Monday, March 10, 2008

Fear Cycle Ensnares Structured Products

The IG9 index reflects the cost of insuring against default by 125 U.S. and Canadian investment-grade companies. It widens when investors buy protection in anticipation of further troubles in corporate credit. Structured products also used the index, primarily selling protection, as part of elaborate money-making strategies. The widening index is putting extraordinary pressure on complex products such as constant proportion debt obligations and collateralized debt obligations, and is threatening to trigger the unwinding of investment positions.

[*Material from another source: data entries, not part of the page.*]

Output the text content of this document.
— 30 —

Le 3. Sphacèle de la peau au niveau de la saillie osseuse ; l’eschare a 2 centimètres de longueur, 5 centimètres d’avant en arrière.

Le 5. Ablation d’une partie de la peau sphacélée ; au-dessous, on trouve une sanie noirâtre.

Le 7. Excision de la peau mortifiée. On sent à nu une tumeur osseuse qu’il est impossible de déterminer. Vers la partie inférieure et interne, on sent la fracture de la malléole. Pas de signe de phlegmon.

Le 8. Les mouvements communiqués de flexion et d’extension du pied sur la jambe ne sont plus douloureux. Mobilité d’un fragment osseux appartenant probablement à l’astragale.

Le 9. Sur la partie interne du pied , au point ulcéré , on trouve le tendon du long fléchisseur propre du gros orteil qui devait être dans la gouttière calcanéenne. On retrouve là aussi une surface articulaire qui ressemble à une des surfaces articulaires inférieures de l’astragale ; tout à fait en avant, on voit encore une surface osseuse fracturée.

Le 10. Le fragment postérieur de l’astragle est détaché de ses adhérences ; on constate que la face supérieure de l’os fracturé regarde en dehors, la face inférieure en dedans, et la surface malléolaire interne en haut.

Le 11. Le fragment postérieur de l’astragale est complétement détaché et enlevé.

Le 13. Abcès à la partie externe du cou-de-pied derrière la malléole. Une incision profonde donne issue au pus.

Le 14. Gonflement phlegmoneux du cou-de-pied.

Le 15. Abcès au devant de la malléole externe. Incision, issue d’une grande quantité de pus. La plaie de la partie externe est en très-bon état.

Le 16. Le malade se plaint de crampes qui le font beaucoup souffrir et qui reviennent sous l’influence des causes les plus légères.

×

CPDOs emerged in late 2006. In world where yield was king, CPDOs offered not just generous returns but top-notch ratings. To generate those returns, they used substantial leverage -- about 15 times the principal. CPDOs sell credit protection against a possible default in the underlying bonds of the CDX. In exchange for the index protection, CPDOs receive premiums, a portion of which are used to pay off their investors. "What were perfectly viable financing strategies are being pulled apart as lenders steadily increase margin calls in the midst of declining collateral values," said Fran Mustaro, managing director at J. & W. Seligman & Co in New York. The next unwind trigger for CPDOs is around 2.00 percentage points on the benchmark CDX, according to analysts at Banc of America Securities, not far from Friday's close at 1.77 percentage points. This means the annual cost of five years of insurance against a default on $10 million of bonds in the I9 index is $177,000, a rise of $44,000 since its close on Feb. 26, according to Barclays Capital.